Роджер прекрасно понимал, на что намекает отец, но на мгновение он был готов притвориться, что не понимает. Наконец, он ответил тихо:
— Я не буду пытаться, отец. Давайте больше не будем говорить об этом. Как я уже сказал, слишком поздно.
Сквайр вел себя как ребенок, которому отказали в игрушке. Время от времени эти мысли возвращались к нему, и тогда он принимался винить Синтию как первопричину безразличия Роджера к женскому полу.
Так случилось, что в последнее утро ее визита в поместье Хэмли Молли получила письмо от Синтии — миссис Хендерсон. Это произошло как раз перед завтраком. Роджера не было дома, Эми еще не спустилась. Молли сидела в одиночестве в столовой, где был уже накрыт стол. Она только что закончила читать письмо, когда вошел сквайр, и она немедленно рассказала ему, что принесли ей этим утром. Но увидев лицо сквайра, она прикусила язык, и пожалела, что упомянула при нем имя Синтии. Он выглядел раздосадованным и подавленным.
— Хотелось бы мне больше никогда не слышать о ней. Она была бедствием для моего Роджера, вот кем она была. Я не спал полночи, и это по ее вине. А теперь мой мальчик говорит, что у него сердце не лежит к женитьбе, бедняга! Хотелось бы мне, чтобы именно вами, Молли, увлеклись мои сыновья. Я говорил с Роджером на днях, и я сказал, что из-за того, что вы были по положению ниже той, на которой я хотел видеть их женатыми… что ж… это бесполезно… слишком поздно, как он выразился. Только больше не упоминайте при мне имени этой плутовки, вот и все, без обид к вам, девочка. Я знаю, вы любите эту девицу, но если вы примите слова старика, вы стоите больше ее. Хотелось бы мне, чтобы молодые люди думали так же, — пробормотал он, подходя к боковому столику, чтобы нарезать ветчины, пока Молли потягивала чай — ее сердце, всегда разгоряченное, действенно замолчало на время. Ей с огромным трудом удалось сдержать слезы огорчения. Вместе с тем она остро ощущала свое неуместное положение в этом особняке, который до последнего визита оставался для нее домом. Тогда замечания миссис Гудинаф, а теперь эта речь сквайра, намекающего — по крайней мере, так казалось ее восприимчивому воображению — что отец предлагал ее в жены Роджеру, и что от нее отказались — она была рада больше, чем могла выразить или даже подумать, что этим самым утром она едет домой. Роджер вернулся с прогулки, пока она находилась под влиянием этого чувства. Ему хватило мгновения заметить, что что-то расстроило Молли, ему хотелось снова иметь прежнее дружеское право спросить ее, что случилось. Но она целенаправленно держала его на слишком большом расстоянии в течение этих последних дней, чтобы он мог заговорить с ней с прежней прямолинейностью, как подобает брату. Особенно теперь, когда он понял все ее попытки скрыть свои чувства, лихорадочную спешку, с которой она допила свой чай, и взяла хлеб, только чтобы раскрошить его на своей тарелке, оставив нетронутым.
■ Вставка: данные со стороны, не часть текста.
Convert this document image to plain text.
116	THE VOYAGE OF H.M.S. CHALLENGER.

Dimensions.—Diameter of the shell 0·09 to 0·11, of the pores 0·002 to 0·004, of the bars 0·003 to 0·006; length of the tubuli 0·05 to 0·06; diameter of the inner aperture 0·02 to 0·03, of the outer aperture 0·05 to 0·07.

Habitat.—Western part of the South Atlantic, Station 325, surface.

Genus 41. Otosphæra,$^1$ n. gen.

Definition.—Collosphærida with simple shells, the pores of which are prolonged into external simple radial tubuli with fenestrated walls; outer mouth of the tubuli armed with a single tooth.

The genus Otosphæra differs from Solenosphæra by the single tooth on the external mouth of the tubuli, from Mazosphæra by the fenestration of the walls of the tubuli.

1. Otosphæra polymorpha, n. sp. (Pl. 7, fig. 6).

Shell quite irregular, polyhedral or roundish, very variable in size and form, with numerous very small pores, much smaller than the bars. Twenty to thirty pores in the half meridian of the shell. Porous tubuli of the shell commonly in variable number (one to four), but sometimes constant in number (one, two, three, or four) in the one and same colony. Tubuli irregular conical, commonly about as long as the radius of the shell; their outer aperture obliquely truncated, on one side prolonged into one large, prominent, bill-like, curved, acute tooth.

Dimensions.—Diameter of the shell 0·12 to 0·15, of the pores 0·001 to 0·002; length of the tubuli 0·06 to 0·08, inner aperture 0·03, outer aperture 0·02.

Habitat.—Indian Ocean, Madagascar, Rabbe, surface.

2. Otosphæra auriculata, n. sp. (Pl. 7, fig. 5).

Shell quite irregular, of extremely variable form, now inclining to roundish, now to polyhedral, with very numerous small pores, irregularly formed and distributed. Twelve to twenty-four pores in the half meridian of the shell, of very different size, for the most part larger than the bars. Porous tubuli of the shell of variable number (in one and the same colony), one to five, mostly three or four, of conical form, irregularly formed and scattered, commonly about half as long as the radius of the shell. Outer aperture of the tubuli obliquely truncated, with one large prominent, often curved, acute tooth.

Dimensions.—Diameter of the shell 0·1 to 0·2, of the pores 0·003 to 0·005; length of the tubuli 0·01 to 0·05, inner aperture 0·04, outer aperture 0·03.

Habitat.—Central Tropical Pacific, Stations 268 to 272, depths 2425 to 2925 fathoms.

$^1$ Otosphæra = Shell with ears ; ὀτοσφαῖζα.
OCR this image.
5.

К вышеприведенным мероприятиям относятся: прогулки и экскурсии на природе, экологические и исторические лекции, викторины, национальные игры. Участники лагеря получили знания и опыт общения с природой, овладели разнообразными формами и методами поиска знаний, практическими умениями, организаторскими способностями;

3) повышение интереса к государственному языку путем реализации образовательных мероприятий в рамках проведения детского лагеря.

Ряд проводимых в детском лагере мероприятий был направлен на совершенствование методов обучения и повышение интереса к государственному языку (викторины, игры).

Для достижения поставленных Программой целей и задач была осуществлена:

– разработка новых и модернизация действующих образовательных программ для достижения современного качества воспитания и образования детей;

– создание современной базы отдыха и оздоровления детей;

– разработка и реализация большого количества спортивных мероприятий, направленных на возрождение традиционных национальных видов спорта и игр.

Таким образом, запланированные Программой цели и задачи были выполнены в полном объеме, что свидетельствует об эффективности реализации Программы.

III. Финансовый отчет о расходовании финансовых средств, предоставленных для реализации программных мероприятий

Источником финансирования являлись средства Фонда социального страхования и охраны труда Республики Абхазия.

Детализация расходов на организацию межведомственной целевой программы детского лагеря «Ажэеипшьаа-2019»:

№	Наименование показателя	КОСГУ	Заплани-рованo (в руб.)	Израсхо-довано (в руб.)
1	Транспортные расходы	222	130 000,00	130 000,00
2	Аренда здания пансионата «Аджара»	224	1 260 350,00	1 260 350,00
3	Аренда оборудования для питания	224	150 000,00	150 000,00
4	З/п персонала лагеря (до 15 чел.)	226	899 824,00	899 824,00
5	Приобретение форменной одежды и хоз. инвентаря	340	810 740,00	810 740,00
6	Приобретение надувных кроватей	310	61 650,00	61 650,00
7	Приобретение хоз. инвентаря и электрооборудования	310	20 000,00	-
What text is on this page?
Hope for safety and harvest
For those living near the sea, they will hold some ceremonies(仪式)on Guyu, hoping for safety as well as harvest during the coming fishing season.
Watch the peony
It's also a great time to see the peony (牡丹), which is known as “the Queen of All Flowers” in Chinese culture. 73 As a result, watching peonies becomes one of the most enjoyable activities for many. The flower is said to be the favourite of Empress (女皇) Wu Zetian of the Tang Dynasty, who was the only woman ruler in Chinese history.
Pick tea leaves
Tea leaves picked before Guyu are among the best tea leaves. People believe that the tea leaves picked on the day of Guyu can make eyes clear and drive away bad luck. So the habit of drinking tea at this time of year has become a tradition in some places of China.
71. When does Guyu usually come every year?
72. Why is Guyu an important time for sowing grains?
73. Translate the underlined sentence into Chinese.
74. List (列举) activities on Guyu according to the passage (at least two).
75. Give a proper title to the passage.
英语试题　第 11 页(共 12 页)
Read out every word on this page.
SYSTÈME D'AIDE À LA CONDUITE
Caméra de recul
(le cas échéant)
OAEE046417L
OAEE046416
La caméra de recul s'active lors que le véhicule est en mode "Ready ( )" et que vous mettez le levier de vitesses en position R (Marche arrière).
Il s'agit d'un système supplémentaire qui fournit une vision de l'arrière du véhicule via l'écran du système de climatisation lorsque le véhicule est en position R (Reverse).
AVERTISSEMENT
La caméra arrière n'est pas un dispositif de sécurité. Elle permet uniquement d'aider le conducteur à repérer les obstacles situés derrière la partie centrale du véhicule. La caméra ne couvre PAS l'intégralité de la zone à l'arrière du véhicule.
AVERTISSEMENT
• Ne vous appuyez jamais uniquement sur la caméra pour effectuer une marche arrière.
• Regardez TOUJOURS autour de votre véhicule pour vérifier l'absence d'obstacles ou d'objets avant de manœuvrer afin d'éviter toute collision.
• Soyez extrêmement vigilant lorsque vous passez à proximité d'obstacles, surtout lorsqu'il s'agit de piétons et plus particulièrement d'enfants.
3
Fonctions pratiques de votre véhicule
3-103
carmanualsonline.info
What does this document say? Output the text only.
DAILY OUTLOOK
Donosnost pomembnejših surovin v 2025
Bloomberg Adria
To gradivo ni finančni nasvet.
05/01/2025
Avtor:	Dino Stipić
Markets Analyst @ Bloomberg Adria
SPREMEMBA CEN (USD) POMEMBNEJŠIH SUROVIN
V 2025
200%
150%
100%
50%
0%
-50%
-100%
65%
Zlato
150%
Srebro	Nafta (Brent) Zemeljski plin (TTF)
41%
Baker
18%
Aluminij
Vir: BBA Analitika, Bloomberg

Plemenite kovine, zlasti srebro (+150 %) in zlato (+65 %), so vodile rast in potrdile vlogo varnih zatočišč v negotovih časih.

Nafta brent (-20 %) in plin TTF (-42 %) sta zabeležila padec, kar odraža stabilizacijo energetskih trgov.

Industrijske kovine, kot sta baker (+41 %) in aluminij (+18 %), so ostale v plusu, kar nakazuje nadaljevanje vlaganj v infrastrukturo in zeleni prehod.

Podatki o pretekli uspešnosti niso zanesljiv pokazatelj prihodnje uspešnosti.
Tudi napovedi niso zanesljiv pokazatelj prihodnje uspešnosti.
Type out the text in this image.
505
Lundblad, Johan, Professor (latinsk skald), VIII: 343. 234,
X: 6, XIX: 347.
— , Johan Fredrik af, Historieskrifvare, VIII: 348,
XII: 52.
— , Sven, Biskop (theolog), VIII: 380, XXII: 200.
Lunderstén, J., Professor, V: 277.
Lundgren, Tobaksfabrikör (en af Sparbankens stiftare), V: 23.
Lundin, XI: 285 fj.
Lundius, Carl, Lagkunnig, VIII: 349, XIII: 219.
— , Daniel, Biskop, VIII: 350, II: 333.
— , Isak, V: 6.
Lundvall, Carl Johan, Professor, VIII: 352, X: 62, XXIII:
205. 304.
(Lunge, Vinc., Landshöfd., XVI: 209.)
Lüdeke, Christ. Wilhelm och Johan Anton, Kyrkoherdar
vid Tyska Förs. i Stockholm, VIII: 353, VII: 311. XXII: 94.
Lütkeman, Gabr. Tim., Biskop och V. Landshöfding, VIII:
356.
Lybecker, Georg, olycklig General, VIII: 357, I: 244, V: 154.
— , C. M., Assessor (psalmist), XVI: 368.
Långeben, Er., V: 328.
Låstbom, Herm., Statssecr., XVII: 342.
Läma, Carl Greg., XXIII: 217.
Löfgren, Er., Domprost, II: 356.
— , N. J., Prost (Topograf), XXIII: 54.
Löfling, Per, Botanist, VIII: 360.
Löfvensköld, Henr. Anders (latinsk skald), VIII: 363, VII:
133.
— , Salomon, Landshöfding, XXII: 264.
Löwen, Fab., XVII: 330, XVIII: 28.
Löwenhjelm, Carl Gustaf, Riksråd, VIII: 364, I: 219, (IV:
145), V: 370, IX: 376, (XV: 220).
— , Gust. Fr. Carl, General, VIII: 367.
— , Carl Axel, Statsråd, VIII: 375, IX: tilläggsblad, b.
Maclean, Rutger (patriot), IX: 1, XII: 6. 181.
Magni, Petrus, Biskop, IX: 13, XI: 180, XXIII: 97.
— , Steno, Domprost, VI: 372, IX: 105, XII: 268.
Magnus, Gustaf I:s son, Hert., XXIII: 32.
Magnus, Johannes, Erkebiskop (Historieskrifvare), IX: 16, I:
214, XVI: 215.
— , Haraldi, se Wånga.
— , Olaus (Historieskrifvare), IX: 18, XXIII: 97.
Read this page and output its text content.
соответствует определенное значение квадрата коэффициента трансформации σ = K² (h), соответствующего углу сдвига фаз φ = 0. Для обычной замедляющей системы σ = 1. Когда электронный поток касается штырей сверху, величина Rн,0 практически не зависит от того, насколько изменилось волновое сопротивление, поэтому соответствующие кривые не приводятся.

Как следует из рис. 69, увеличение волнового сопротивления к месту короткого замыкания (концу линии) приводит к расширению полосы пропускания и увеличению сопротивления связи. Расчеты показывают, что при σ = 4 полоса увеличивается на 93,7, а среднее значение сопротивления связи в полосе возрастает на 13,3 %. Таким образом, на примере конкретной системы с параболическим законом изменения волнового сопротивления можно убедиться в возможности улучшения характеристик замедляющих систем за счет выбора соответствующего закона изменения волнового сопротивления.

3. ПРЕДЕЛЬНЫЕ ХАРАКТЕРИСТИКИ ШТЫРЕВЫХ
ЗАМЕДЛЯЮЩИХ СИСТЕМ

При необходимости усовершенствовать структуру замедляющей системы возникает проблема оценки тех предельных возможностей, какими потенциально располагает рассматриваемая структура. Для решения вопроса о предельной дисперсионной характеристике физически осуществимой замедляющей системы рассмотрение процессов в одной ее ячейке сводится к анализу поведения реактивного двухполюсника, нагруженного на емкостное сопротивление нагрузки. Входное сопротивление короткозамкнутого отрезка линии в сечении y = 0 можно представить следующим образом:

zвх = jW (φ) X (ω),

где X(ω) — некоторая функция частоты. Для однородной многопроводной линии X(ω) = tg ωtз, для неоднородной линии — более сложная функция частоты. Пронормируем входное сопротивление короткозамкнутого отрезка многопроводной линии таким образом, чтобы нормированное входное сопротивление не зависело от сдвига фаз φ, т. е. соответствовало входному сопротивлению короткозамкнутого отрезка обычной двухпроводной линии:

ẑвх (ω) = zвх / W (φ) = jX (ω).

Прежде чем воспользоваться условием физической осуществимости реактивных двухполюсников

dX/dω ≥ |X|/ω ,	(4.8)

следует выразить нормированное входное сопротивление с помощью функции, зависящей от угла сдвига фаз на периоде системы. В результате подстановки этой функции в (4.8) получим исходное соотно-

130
Но тут спустилась Эми, серьезная и озабоченная: ее малыш плохо спал ночью, и кажется, нездоров. Сейчас он забылся лихорадочным сном, и она не могла оставить его. Немедленно все сидящие за столом пришли в волнение. Сквайр отодвинул тарелку и больше не мог есть; Роджер пытался выспросить подробности у Эми, которая начала плакать. Молли быстро предложила, чтобы экипаж, который заказали, чтобы отвезти ее домой в одиннадцать, прибыл немедленно — она уже уложила все вещи — и сказала, что тотчас же отправит к ним своего отца. Она сказала, что если поспешит, то, возможно, сможет застать его дома, он как раз вернется после своего утреннего визита в город, прежде чем отправиться в более дальнюю поездку. С ее предложением согласились, и она поднялась наверх, чтобы одеться в дорогу. Она спустилась в гостиную уже в полной готовности, ожидая, что застанет там Эми и сквайра. Но за время ее отсутствия, обеспокоенной матери и дедушке сообщили, что малыш проснулся в панике, и они оба бросились к своему любимому чаду. Но Роджер остался в гостиной, поджидать Молли, с большим букетом самых прекрасных цветов.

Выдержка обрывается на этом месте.